To address these challenges, this thesis presents DSCode Comparator, an interactive system designed to support code understanding, evaluation, refinement, and comparison in data science workflows. The system enables users to examine code at multiple levels of granularity, ranging from individual lines of code to complete solutions across different prompts and tasks. DSCode Comparator incorporates an automated annotation pipeline that analyzes generated code and provides structured, line-level explanations to facilitate rapid comprehension. In addition, the system evaluates code quality along multiple functional and pragmatic dimensions, including efficiency, readability, usability, and resource usage.

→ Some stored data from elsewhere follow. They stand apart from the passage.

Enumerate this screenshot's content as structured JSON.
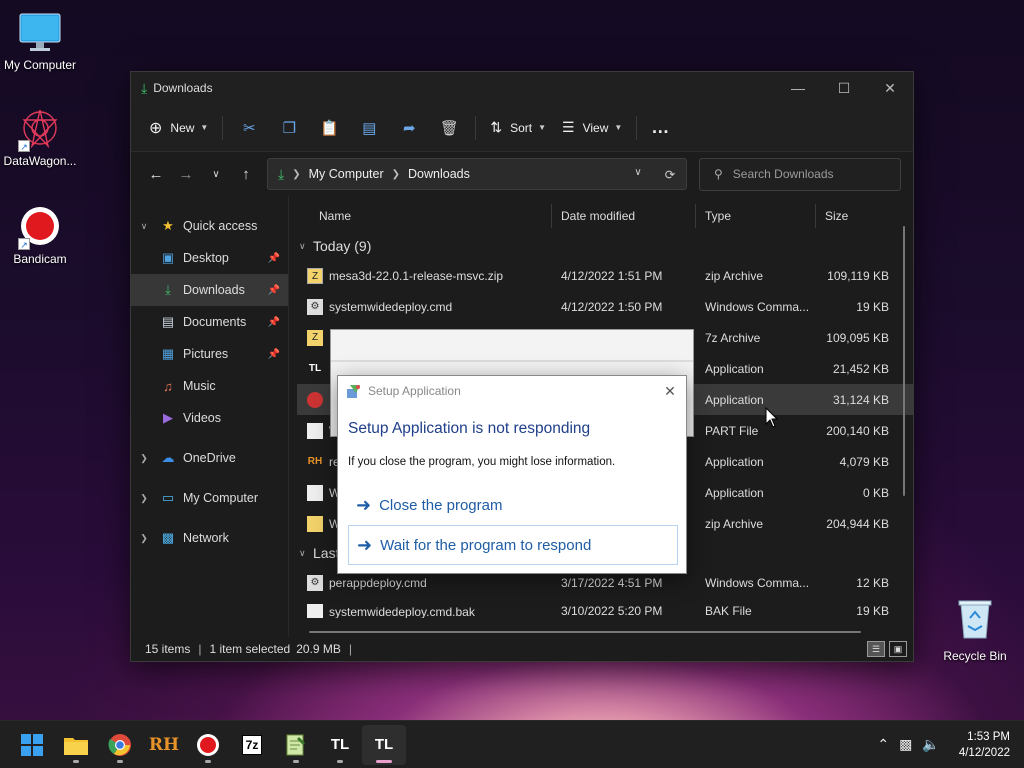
{
  "desktop": {
    "icons": [
      {
        "label": "My Computer"
      },
      {
        "label": "DataWagon..."
      },
      {
        "label": "Bandicam"
      }
    ],
    "recycle_bin": "Recycle Bin"
  },
  "explorer": {
    "title": "Downloads",
    "toolbar": {
      "new_label": "New",
      "sort_label": "Sort",
      "view_label": "View",
      "more_label": "…"
    },
    "address": {
      "segments": [
        "My Computer",
        "Downloads"
      ]
    },
    "search": {
      "placeholder": "Search Downloads"
    },
    "nav": {
      "quick_access": "Quick access",
      "items": [
        {
          "label": "Desktop"
        },
        {
          "label": "Downloads"
        },
        {
          "label": "Documents"
        },
        {
          "label": "Pictures"
        },
        {
          "label": "Music"
        },
        {
          "label": "Videos"
        }
      ],
      "onedrive": "OneDrive",
      "my_computer": "My Computer",
      "network": "Network"
    },
    "columns": {
      "name": "Name",
      "date": "Date modified",
      "type": "Type",
      "size": "Size"
    },
    "groups": {
      "today": "Today (9)",
      "last": "Last"
    },
    "files": [
      {
        "name": "mesa3d-22.0.1-release-msvc.zip",
        "date": "4/12/2022 1:51 PM",
        "type": "zip Archive",
        "size": "109,119 KB"
      },
      {
        "name": "systemwidedeploy.cmd",
        "date": "4/12/2022 1:50 PM",
        "type": "Windows Comma...",
        "size": "19 KB"
      },
      {
        "name": "",
        "date": "",
        "type": "7z Archive",
        "size": "109,095 KB"
      },
      {
        "name": "",
        "date": "",
        "type": "Application",
        "size": "21,452 KB"
      },
      {
        "name": "",
        "date": "",
        "type": "Application",
        "size": "31,124 KB"
      },
      {
        "name": "W",
        "date": "",
        "type": "PART File",
        "size": "200,140 KB"
      },
      {
        "name": "re",
        "date": "",
        "type": "Application",
        "size": "4,079 KB"
      },
      {
        "name": "W",
        "date": "",
        "type": "Application",
        "size": "0 KB"
      },
      {
        "name": "W",
        "date": "",
        "type": "zip Archive",
        "size": "204,944 KB"
      }
    ],
    "last_files": [
      {
        "name": "perappdeploy.cmd",
        "date": "3/17/2022 4:51 PM",
        "type": "Windows Comma...",
        "size": "12 KB"
      },
      {
        "name": "systemwidedeploy.cmd.bak",
        "date": "3/10/2022 5:20 PM",
        "type": "BAK File",
        "size": "19 KB"
      }
    ],
    "status": {
      "items": "15 items",
      "selected": "1 item selected",
      "size": "20.9 MB"
    }
  },
  "dialog": {
    "title": "Setup Application",
    "heading": "Setup Application is not responding",
    "message": "If you close the program, you might lose information.",
    "option_close": "Close the program",
    "option_wait": "Wait for the program to respond"
  },
  "taskbar": {
    "clock_time": "1:53 PM",
    "clock_date": "4/12/2022"
  }
}
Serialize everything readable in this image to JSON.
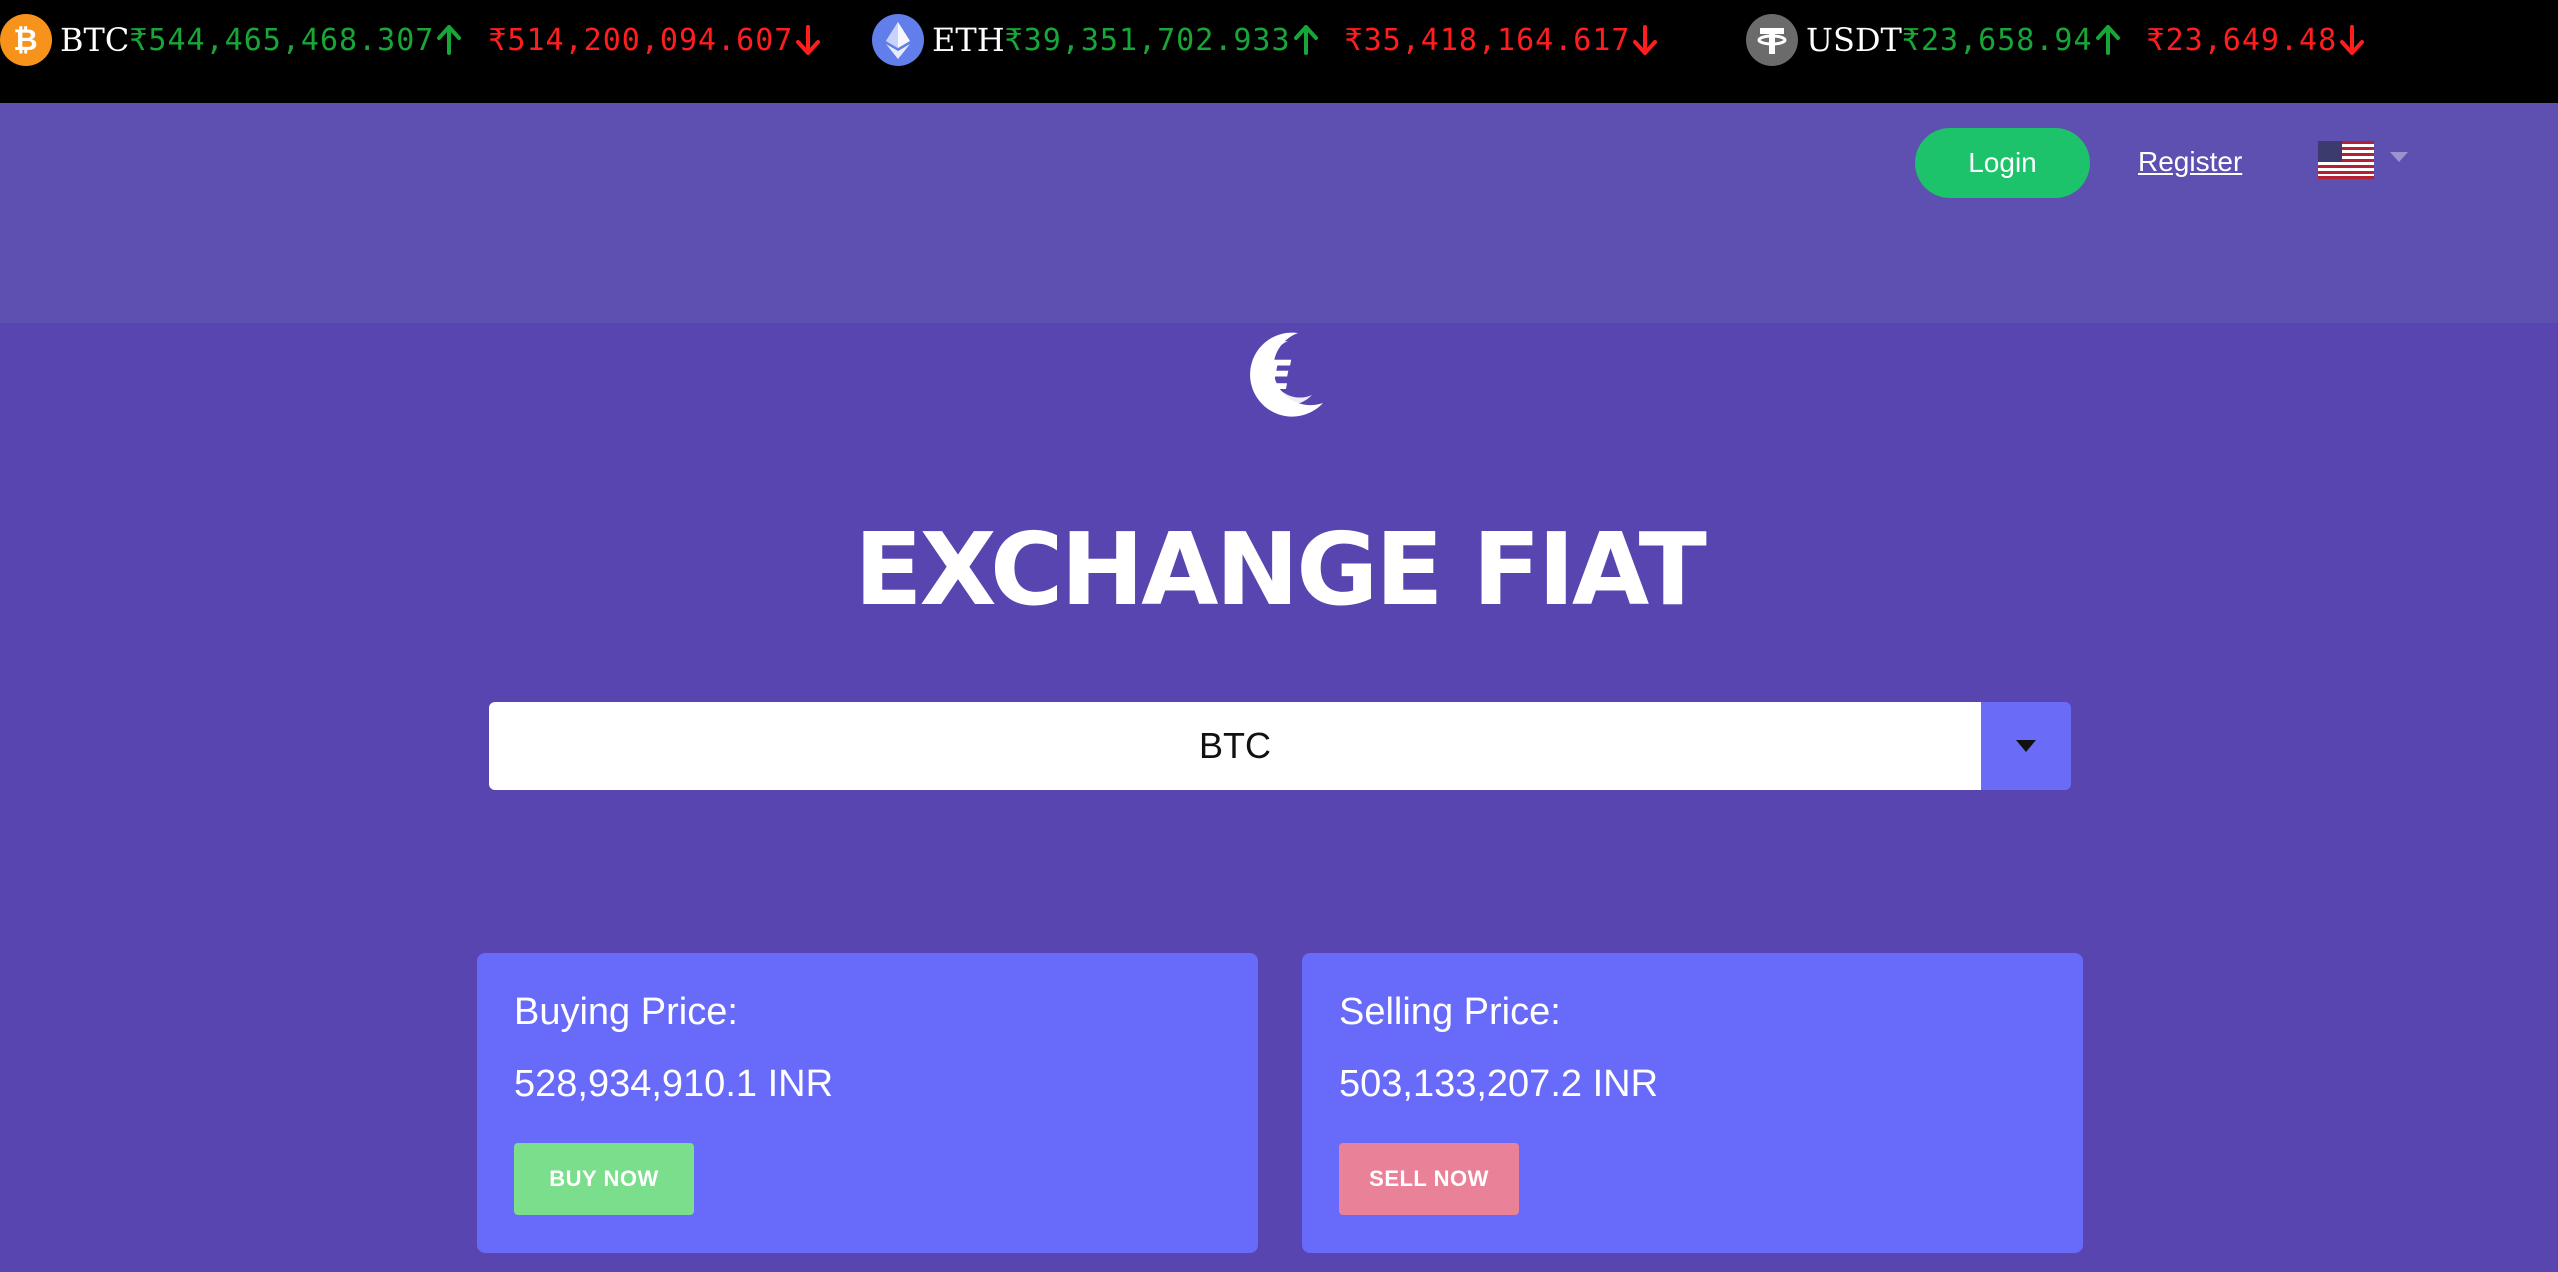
{
  "ticker": [
    {
      "symbol": "BTC",
      "icon": "bitcoin-icon",
      "high": "₹544,465,468.307",
      "low": "₹514,200,094.607",
      "color": "#f7931a"
    },
    {
      "symbol": "ETH",
      "icon": "ethereum-icon",
      "high": "₹39,351,702.933",
      "low": "₹35,418,164.617",
      "color": "#627eea"
    },
    {
      "symbol": "USDT",
      "icon": "tether-icon",
      "high": "₹23,658.94",
      "low": "₹23,649.48",
      "color": "#6b6b6b"
    }
  ],
  "header": {
    "login_label": "Login",
    "register_label": "Register",
    "language_icon": "us-flag-icon"
  },
  "main": {
    "title": "EXCHANGE FIAT",
    "selected_coin": "BTC",
    "buy": {
      "label": "Buying Price:",
      "price": "528,934,910.1 INR",
      "button": "BUY NOW"
    },
    "sell": {
      "label": "Selling Price:",
      "price": "503,133,207.2 INR",
      "button": "SELL NOW"
    }
  },
  "colors": {
    "up": "#17a637",
    "down": "#ff1e1e",
    "login": "#1dc36a",
    "card": "#686af9",
    "buy_button": "#7bde8c",
    "sell_button": "#e98298"
  }
}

Beyond individual code inspection, DSCode Comparator supports comparative analysis across models by aggregating annotations and evaluation results into compact summaries that highlight key differences in behavior and performance. Through a combination of empirical evaluation and user studies with data science practitioners, this thesis demonstrates that the proposed approach improves users’ ability to understand, compare, and refine code generated by large language models, reducing verification effort while supporting more informed decision-making in model-assisted programming.